Rings um die Nordmärkerin herum lagen die gestürzten Ritter, vom Sturz schwer verletzt. Die Pferde hatten ihre Beine gebrochen und lagen derart gequält neben oder gar auf ihren Reitern. Mühselig befreite Koarmin sich von der schweren Ritterrüstung, die ihr nun, da sie nicht mehr zu Roß war, äußerst hinderlich erschien. Ihren Schild konnte sie eh nicht mehr halten. Dann kroch sie rüber zu ihrem Falben. Auch „Sternschnuppe“ hatte ihre Beine gebrochen. Mit einem gezielten Stich in das Herz ihres geliebten Pferdes beendete sie dessen Qual.

Doch viel Zeit blieb ihr nicht für Trauer. Sie mußte sich besinnen, denn der Feind stürmte heran. Gar grausig war ihr Anblick. Wohl mehr tot als lebendig. Halbverweste Körper und gar Skelette in Rüstzeug. Klappernd und klirrend kamen sie heran. Doch ihnen voran eilte eine schwarze Welle. Es waren Tausende von Ratten, die da zwischen den Beinen wimmelten.

Sich gegen die tollwütigen, beißenden Ratten zu erwehren war ein schlimmes Unterfangen. Gleichzeitig griffen die untoten Schergen des Bethaniers an. Als ob dies nicht schon genug gewesen wäre, da wandelte sich der Boden unter der Heerschar stellenweise in Moorast. Die schwergerüsteten Recken versanken dort und konnten sich kaum noch erwehren.

Oder an anderer Stelle griffen plötzlich Hände, Krallen und Klauen, die aus dem Boden ragten, nach ihnen. Wieder an anderer Stelle taten sich Erdspalten auf und die Kämpen stürzten hinein. Dann fing andernorts die Erde an zu brennen. Einfach so. Die Krieger, die dort kämpften, fingen Feuer und verbrannten bei lebendigem Leibe.

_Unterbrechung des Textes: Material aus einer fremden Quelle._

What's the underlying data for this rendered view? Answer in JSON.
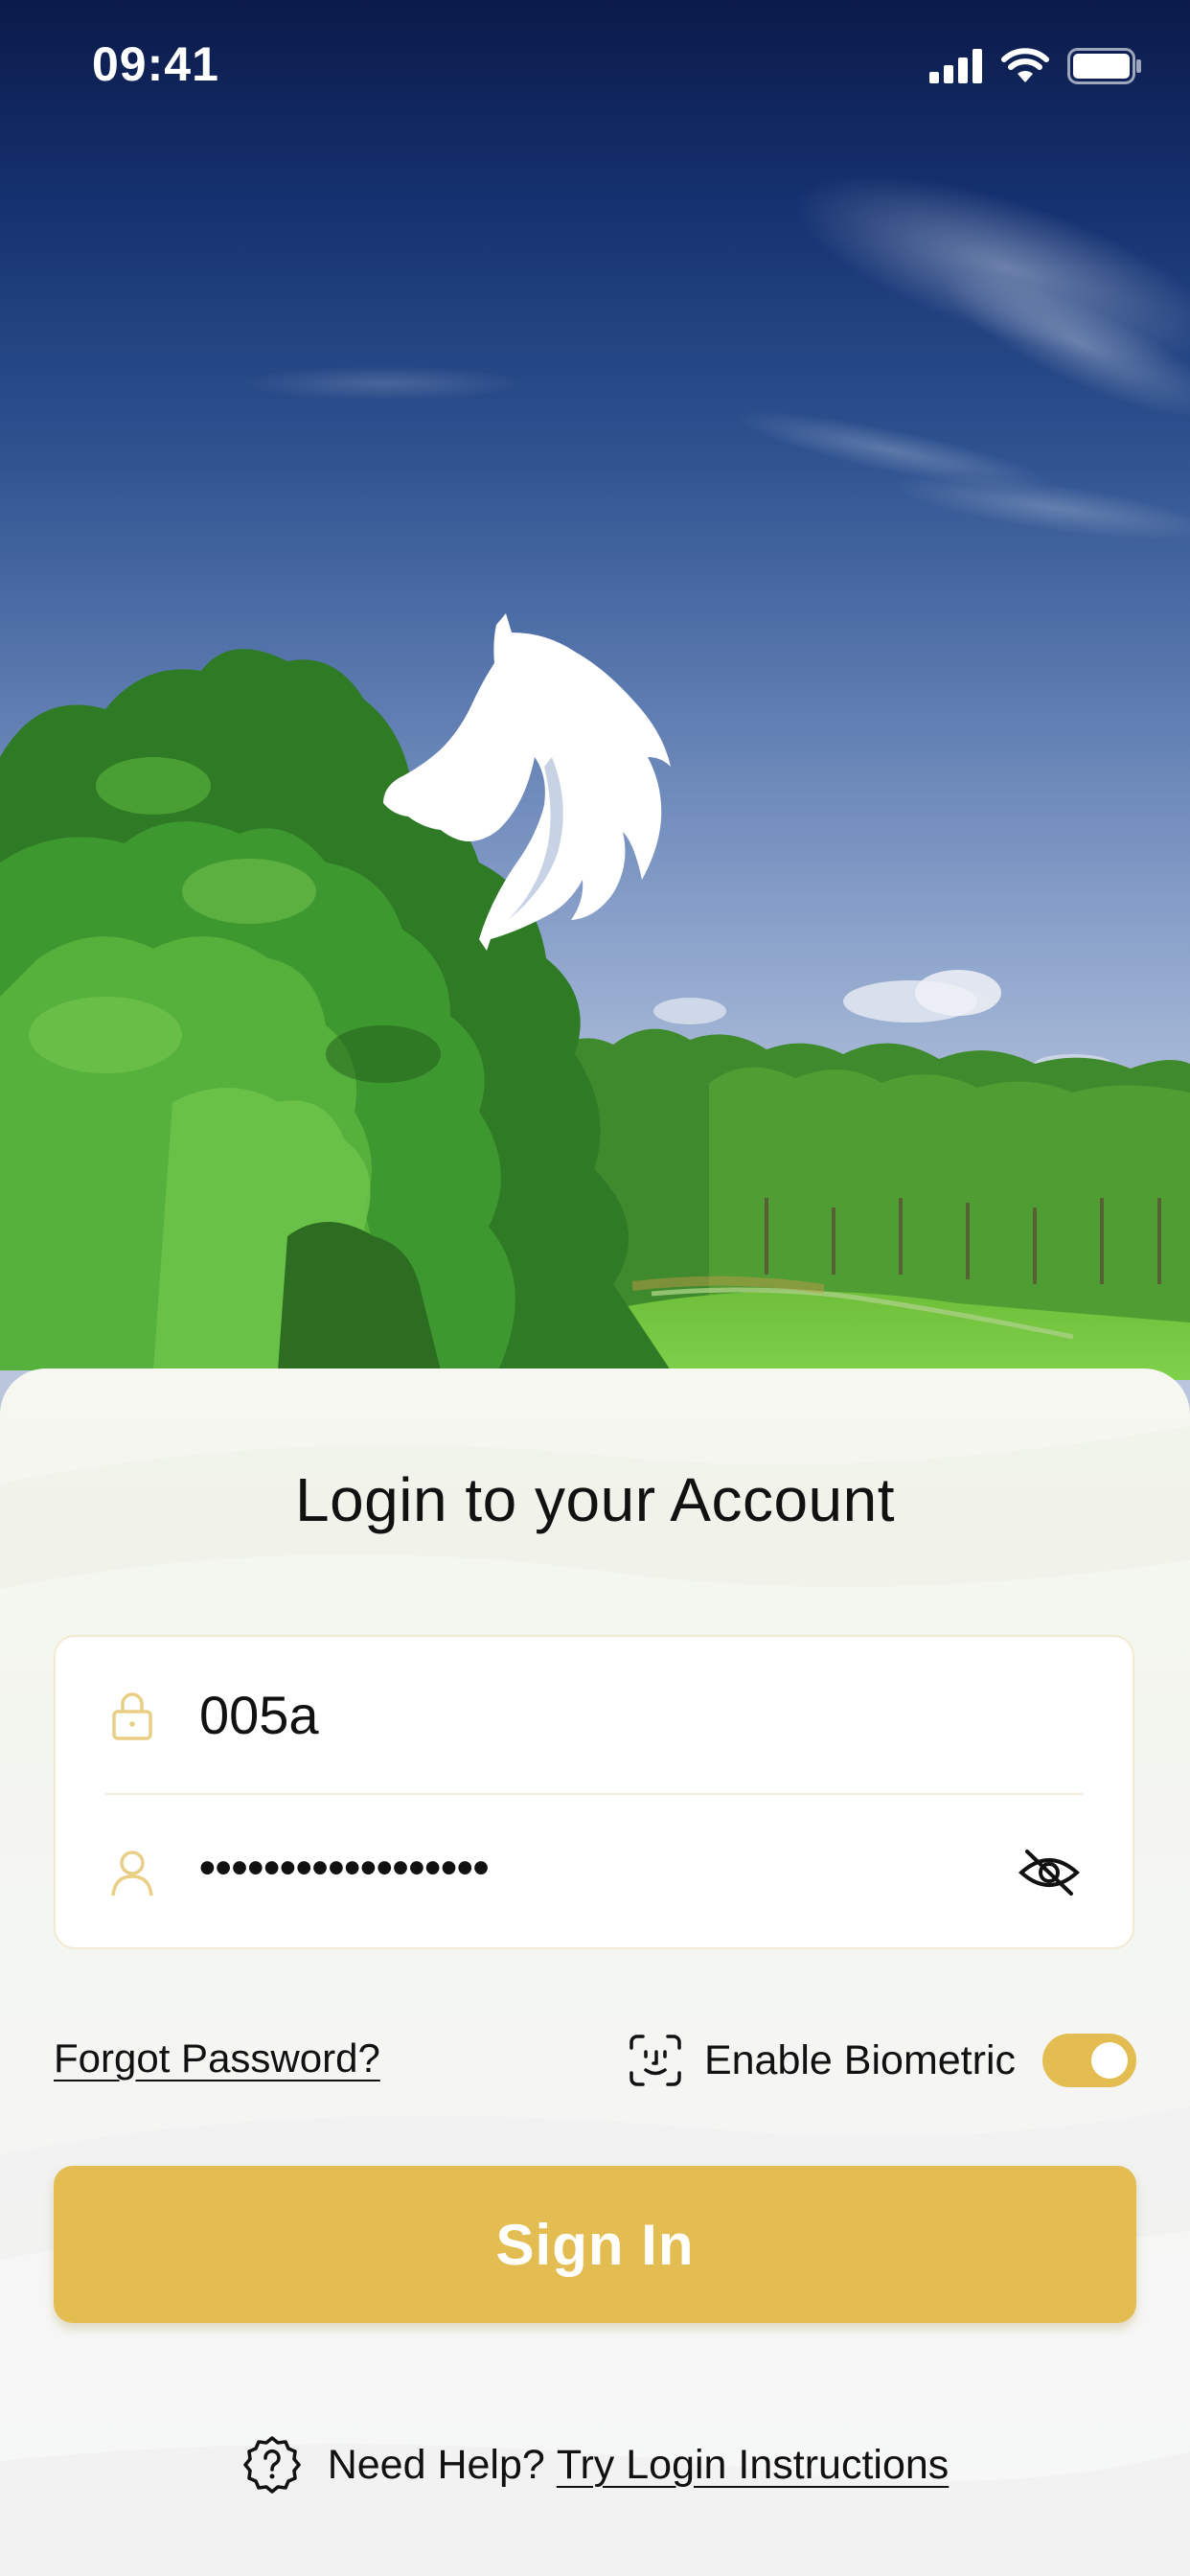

Viele wurden zu Boron geschickt. Die schwer verwundete Nordmärkerin focht vielleicht ihren letzten Kampf. Schlimm war dann auch der Regen oder was es auch war. Dessen Tropfen waren so beißend, daß manch einem die Sinne schwanden. Es war reines Gift, was da niederfiel. Zähflüssig blieb das schwarze, ölige Zeug auf Haut und Rüstung kleben.

Da erblickte Koarmin einen Magier in den Reihen des Feindes. Er war wohl der Ursprung all diesen Übels. Nur flüchtig hatte sie ihn gesehen. Nun mußte sie sich wieder dem nächsten Angreifer stellen. Doch das Gesicht des Magier ging ihr nicht aus dem Sinn. Irgendwo hatte sie ihn schon einmal gesehen. Mit einem Streich hieb sie dem Untoten vor ihr den fauligen Kopf ab. Da fiel es ihr wie Drachenschuppen von den Augen. Es war der Schwarzmagier Tunich-Guhd. Der lebte eigentlich in den Nordmarken in der Baronie Eisenstein. Nun hatte er sich zum Dämonenmeister gesellt und brachte Verderben über zwölfgöttertreue Menschen. Das Bauernvolk hatte schon immer behauptet, er sei ein Borbaradianer. Doch bislang war das nur ein Volksmärchen. Jetzt war es offenbar. Doch ob Koarmin solange überleben würde, um von ihrer Entdeckung zu berichten?

Schließlich wendete sich das Schlachtenglück zu Gunsten Löwenbrands Schar. Die Reste der Horde des Bethaniers zogen sich zurück. Doch der Schwertzug hatte arge Verluste erlitten.